Pasta is one of my all time favorite indulgences and I LOVE lobster so put the two together in a recipe and I am in foody heaven! During the summertime I am constantly buying tomatoes at the store of all kinds and sizes because they are so sweet and juicy. Last night I had a lobster party thanks to Casa Mia and came up with this recipe. It is such an easy dish that brings a lot of wow factor. I boil the pasta in the same water that I cook the lobster in which gives the noodles such a delicious seafood flavor. The lobster tails go a long way in this dish which makes it seem like you spent a lot of money when you really don’t have to! Lobster pasta is one dish I highly recommend for your next dinner party. I promise all of your guests will love it!

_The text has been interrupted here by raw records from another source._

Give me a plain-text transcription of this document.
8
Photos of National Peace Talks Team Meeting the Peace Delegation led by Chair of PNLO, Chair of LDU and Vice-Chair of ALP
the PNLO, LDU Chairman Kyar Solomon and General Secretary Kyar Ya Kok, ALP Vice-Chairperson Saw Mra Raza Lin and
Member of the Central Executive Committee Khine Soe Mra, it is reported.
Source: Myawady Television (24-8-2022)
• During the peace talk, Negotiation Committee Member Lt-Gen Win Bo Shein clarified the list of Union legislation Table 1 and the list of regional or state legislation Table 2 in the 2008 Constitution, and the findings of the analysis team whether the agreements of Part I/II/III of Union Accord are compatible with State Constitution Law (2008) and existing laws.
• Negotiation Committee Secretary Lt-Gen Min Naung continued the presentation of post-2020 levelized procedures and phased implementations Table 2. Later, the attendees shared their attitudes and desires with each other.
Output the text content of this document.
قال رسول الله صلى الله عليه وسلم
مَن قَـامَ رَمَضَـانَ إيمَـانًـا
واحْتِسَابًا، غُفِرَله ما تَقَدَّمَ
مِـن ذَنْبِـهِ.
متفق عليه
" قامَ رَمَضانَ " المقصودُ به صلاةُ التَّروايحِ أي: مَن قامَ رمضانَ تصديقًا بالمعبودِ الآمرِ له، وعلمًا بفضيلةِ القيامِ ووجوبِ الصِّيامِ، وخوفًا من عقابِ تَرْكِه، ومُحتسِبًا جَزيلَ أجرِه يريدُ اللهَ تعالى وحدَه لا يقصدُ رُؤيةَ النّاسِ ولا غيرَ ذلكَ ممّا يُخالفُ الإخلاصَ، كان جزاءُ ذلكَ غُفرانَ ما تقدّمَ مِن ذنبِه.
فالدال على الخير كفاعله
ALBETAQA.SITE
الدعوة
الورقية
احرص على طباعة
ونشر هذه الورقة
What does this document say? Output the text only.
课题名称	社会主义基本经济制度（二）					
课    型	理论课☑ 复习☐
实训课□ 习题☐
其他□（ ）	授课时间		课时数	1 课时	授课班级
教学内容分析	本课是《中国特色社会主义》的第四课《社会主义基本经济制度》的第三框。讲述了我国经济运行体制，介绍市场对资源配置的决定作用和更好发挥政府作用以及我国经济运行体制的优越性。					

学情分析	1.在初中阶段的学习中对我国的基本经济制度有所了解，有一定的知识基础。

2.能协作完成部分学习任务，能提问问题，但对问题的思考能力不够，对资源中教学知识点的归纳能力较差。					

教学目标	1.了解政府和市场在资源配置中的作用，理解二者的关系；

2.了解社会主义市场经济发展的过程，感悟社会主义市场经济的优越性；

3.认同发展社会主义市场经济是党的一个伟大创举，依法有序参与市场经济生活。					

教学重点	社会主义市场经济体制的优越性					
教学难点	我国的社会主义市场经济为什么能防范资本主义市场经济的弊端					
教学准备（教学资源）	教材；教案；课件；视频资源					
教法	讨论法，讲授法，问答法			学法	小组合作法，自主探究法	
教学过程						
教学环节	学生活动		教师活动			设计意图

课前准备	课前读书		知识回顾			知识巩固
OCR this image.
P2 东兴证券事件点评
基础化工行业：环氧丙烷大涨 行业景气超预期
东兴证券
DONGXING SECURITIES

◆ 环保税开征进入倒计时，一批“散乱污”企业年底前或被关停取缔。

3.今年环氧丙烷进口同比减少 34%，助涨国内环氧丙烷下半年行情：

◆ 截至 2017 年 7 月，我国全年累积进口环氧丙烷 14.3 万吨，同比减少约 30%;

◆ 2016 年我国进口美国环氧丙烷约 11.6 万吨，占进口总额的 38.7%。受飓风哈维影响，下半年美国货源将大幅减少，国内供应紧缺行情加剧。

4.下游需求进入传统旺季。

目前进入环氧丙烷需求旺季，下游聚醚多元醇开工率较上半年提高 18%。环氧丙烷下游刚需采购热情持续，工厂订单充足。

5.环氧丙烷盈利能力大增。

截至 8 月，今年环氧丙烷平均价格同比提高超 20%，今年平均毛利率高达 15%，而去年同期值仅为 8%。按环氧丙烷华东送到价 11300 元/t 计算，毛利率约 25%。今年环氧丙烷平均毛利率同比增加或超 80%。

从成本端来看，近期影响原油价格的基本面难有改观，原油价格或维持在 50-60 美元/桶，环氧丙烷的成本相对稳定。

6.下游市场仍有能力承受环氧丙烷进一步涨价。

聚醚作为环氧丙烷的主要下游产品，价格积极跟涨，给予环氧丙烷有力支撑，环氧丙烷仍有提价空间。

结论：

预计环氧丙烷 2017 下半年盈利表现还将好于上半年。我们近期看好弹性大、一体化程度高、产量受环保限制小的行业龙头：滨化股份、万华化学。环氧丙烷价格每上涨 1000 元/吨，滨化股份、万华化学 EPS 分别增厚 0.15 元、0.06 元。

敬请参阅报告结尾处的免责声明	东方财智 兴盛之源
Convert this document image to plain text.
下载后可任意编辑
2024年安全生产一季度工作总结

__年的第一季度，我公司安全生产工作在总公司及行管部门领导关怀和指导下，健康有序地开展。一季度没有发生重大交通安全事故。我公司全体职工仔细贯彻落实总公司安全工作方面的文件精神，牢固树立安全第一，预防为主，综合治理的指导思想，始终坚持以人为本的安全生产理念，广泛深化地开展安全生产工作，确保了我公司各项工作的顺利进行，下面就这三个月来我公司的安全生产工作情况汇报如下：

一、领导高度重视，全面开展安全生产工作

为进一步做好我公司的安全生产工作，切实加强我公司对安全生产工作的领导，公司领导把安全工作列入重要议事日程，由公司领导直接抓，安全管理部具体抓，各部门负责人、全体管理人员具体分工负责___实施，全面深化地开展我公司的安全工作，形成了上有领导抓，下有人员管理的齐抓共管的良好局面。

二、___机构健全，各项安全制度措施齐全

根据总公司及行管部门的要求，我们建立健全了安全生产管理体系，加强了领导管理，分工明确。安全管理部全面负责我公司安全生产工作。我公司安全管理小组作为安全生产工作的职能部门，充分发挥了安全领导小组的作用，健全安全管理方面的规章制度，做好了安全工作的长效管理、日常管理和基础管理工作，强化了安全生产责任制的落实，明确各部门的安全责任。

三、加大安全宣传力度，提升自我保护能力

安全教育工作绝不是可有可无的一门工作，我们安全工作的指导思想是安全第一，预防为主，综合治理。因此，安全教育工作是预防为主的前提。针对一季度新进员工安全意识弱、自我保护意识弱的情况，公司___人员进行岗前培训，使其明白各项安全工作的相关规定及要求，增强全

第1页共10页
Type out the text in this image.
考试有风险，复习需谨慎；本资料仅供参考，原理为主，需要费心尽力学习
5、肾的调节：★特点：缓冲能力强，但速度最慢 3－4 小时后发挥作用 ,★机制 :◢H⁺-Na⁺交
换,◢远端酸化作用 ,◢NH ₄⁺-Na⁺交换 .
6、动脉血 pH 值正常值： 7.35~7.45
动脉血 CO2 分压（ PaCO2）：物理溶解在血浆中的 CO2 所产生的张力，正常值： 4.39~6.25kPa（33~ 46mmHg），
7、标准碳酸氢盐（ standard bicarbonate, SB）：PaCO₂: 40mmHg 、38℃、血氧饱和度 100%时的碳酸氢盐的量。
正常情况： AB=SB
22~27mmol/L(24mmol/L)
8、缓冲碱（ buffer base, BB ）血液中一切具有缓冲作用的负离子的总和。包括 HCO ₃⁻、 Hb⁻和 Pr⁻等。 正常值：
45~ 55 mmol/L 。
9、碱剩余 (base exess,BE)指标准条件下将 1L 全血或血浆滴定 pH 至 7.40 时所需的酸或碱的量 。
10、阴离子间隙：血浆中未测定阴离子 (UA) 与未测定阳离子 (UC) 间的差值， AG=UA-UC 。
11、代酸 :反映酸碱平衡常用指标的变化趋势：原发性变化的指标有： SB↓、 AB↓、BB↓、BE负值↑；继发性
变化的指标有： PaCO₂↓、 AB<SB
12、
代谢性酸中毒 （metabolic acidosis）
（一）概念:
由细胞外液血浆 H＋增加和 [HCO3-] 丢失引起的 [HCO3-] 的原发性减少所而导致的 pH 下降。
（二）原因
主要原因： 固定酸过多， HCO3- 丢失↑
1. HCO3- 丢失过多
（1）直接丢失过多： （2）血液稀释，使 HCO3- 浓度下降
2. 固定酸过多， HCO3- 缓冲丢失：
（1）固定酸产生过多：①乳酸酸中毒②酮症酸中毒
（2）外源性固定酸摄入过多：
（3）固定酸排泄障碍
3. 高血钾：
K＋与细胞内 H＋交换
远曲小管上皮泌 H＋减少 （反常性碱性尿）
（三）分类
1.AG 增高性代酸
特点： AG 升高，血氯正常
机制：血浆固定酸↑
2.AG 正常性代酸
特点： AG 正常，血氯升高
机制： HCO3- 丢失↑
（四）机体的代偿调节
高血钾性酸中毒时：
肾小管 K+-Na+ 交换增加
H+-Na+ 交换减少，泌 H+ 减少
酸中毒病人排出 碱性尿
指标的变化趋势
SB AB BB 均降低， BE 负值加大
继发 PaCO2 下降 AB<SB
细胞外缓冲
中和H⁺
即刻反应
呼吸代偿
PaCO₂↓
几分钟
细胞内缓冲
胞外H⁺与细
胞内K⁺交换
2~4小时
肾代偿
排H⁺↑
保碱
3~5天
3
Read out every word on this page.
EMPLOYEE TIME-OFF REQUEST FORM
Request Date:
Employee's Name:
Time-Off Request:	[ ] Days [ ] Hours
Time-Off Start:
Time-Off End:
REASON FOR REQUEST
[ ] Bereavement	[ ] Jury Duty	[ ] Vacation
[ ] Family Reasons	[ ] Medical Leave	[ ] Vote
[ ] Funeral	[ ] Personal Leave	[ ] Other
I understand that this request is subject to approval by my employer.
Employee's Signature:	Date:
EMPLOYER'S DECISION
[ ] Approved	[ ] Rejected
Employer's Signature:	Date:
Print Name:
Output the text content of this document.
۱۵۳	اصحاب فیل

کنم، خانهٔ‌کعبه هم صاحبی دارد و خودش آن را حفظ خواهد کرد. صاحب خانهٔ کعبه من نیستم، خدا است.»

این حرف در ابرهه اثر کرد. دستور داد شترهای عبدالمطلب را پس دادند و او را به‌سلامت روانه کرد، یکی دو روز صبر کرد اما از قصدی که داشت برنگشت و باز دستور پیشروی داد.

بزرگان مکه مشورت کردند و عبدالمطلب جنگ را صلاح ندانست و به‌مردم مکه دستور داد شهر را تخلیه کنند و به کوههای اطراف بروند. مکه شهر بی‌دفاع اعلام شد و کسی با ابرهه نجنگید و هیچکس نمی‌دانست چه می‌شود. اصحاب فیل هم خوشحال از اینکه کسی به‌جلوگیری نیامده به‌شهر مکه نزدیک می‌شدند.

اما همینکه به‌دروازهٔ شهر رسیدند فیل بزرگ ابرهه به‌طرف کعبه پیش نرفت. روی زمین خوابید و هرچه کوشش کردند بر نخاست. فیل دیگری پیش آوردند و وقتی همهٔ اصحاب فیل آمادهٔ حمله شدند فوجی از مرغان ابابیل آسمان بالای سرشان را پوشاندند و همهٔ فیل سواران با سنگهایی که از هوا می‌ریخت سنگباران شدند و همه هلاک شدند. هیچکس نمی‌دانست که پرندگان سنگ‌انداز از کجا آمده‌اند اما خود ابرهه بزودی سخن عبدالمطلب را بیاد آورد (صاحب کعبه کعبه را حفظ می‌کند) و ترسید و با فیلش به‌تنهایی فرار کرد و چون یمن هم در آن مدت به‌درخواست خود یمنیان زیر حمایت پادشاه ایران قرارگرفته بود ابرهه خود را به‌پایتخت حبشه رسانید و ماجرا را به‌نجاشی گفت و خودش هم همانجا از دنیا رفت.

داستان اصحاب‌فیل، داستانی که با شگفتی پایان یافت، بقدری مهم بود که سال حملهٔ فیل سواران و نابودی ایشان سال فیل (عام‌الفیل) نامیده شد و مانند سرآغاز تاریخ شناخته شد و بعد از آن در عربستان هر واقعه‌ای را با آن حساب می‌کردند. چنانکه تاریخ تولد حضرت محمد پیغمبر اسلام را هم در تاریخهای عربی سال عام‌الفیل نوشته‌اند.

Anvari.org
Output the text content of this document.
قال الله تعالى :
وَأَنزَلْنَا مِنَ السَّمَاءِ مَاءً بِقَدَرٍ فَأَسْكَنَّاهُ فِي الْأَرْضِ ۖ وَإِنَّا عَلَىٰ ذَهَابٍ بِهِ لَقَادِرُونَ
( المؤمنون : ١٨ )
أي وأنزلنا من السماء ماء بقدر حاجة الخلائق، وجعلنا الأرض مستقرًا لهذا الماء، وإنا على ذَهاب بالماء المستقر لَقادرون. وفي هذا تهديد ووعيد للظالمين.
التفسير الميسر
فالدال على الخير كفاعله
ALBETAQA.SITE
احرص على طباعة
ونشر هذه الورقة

Summer Lobster Pasta with Heirloom Tomatoes and Basil

  • Prep Time: 5m
  • Cook Time: 25m
  • Total Time: 30m
  • Serves: 4

Ingredients

  • 4 lobster tails
  • 1 lb spaghetti pasta
  • 3 large shallots, minced
  • 4 garlic cloves, minced
  • 1/3 c white wine
  • 1 c pasta water (you may not use this whole amount)
  • 2 pt baby heirloom or cherry tomatoes
  • 2 c fresh basil, chopped
  • 1/2 c parmesan cheese, plus more for topping

Instructions

  1. Bring a large pot of water to a boil. Add a big pinch of salt to the water. When the water is boiling, drop in the lobster tails. Cook the lobsters until the shells turn bright red and they curl up. They should only take 6-8 minutes to cook. When the lobster is done, remove it from the water and set aside.
  2. Drop the spaghetti in the same boiling water that the lobster was cooking in and cook according to the package instructions. I like my pasta al dente which usually takes between 8-12 minutes. You do not want to over cook the pasta because it is going to finish cooking in the sauce.
  3. While the pasta is boiling, it’s time to start the sauce. Heat a large nonstick skillet or dutch oven to medium heat. Add 2 tablespoons olive oil along with the shallots. Let the shallots cook until almost translucent. This will take about 4-6 minutes. When the shallots are almost done, add the garlic to the pan. Cook the garlic for a minute then pour in the baby tomatoes. Bring the heat to medium high and add in the wine.
  4. Let the alcohol cook out of the wine and reduce by half. Once the wine is reduced, add in ¼-1/2 cup pasta water and let the “sauce” simmer for 15- 20 minutes. I like most of the tomatoes to burst but have a few of them still whole. Also, some tomatoes are juicer than others, so I add pasta water as the sauce cooks until I think it’s the right consistency. Season the sauce with salt and pepper.
  5. When the lobster is cool enough to handle, remove the meat from the shell and chop into bite size pieces.
  6. When the pasta is done, add it directly to the pan with the sauce. Add the chopped lobster and parmesan as well and toss everything together. If the sauce is too thick, add a splash more pasta water.
  7. At the last minute, add in the chopped basil. Give the pasta a toss and taste it to make sure you don’t need to add anymore salt or pepper.
  8. Plate the pasta on a large dish and serve immediately! I like to top mine with extra basil leaves and fresh grated parmesan. Enjoy!